X-rays, gamma rays, radiofrequency signals, and ultrasound waves are standard probes, but others such as visible and infrared light, microwaves, terahertz rays, and intrinsic and applied electric and magnetic fields are being explored. Some of the younger technologies, such as molecular imaging, may enhance existing imaging modalities; however, they also, in combination with nanotechnology, biotechnology, bioinformatics, and new forms of computational hardware and software, may well lead to novel approaches to clinical imaging. This review provides a brief overview of the current state of image-based diagnostic medicine and offers comments on the directions in which some of its subfields may be heading.
Visualization can augment our ability to reason about complex data, thereby increasing the efficiency of manual analyses. In some cases, the appropriate image makes the solution obvious. The first two chapters give an overview of existing methods and tools for visualization and highlight some of their limitations and challenges. The next chapters describe technology and applications of established imaging modalities such as X-ray imaging, CT (Computed Tomography), MRI (Magnetic Resonance Imaging), and tracer imaging.
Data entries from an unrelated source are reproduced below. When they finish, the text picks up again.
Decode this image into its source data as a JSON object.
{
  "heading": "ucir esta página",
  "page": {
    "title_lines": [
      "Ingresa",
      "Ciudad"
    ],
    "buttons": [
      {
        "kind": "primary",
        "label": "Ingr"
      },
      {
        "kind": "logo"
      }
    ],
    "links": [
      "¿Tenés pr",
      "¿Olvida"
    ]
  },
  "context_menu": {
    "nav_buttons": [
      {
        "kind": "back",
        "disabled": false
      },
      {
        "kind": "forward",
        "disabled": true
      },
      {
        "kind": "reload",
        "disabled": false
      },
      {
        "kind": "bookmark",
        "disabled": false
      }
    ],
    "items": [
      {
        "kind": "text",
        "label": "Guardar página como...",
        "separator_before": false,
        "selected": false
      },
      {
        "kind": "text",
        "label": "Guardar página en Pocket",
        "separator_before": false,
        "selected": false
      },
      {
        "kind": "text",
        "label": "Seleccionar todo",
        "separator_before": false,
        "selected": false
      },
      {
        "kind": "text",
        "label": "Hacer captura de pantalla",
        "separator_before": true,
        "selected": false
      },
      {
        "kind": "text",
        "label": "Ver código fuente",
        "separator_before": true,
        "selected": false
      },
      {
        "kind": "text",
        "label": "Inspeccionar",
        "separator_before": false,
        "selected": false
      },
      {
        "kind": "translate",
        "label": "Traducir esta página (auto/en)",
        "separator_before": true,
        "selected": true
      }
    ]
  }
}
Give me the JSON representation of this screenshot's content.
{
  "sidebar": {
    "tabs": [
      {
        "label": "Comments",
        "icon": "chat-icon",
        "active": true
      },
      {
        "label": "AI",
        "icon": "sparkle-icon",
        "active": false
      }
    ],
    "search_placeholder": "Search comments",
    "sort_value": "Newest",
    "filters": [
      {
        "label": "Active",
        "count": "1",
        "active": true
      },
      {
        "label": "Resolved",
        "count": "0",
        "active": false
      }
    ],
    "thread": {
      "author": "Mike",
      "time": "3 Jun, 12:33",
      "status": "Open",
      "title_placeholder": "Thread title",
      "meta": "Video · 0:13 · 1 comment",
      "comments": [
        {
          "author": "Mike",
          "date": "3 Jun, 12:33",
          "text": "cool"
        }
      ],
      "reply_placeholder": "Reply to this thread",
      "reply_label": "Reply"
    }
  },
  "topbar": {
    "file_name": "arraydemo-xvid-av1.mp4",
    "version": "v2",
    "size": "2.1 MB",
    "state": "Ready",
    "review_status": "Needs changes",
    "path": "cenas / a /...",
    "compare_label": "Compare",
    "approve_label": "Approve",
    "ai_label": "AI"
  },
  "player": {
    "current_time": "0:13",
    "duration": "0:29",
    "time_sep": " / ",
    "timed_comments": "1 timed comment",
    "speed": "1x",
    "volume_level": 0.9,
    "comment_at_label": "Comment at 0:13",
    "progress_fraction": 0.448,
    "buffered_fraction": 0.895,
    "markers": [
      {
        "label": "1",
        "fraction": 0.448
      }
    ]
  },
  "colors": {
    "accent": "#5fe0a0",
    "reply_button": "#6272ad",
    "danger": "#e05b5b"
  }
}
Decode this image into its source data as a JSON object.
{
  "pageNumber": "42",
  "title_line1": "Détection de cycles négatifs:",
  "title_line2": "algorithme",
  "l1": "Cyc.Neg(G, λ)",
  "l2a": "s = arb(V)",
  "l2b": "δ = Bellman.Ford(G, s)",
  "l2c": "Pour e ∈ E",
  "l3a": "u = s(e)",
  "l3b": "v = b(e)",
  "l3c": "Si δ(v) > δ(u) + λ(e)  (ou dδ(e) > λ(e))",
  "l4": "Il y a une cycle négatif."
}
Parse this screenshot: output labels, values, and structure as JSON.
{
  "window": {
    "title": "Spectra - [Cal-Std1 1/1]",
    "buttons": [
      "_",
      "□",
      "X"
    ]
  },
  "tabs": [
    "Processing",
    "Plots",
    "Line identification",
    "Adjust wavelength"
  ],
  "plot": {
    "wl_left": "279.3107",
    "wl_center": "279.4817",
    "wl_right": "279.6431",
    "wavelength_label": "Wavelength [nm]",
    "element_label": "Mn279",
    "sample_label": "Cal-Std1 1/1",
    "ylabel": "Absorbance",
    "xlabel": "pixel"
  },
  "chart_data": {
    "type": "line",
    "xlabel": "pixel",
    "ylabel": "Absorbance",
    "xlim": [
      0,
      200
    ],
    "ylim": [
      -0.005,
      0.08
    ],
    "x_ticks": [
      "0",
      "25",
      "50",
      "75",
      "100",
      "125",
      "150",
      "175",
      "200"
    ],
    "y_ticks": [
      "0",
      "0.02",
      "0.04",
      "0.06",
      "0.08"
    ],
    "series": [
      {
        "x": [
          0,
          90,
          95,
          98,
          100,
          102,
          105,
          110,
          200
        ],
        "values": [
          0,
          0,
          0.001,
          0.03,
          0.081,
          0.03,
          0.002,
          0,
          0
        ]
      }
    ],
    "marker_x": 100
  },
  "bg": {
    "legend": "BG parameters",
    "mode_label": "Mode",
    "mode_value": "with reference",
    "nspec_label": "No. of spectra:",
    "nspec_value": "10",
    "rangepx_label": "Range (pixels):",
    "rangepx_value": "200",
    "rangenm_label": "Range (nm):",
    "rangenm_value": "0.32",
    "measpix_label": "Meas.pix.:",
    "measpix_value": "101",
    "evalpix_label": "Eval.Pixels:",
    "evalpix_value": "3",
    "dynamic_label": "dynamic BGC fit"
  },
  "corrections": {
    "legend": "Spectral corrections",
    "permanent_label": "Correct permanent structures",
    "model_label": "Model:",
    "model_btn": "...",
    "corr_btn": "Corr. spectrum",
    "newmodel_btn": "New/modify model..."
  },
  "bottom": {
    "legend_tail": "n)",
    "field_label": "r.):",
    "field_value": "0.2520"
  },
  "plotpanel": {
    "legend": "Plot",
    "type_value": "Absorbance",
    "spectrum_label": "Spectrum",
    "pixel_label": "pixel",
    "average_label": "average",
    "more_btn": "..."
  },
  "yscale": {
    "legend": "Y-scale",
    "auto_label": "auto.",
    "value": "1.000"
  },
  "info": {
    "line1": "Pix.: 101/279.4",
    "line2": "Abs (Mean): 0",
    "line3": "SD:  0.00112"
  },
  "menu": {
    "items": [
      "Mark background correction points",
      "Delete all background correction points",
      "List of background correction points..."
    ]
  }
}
The final part deals with imaging technologies using light (fluorescence imaging, infrared and Raman imaging, CARS microscopy) or sound (biomedical sonography and acoustic microscopy).
Thanks go to all authors for their efforts and commitments to the publication of this volume. The support by the publisher WILEY in the final composition and edition of the book should be acknowledged as well. The greatest debt of gratitude goes to our families for their patience and encouragement.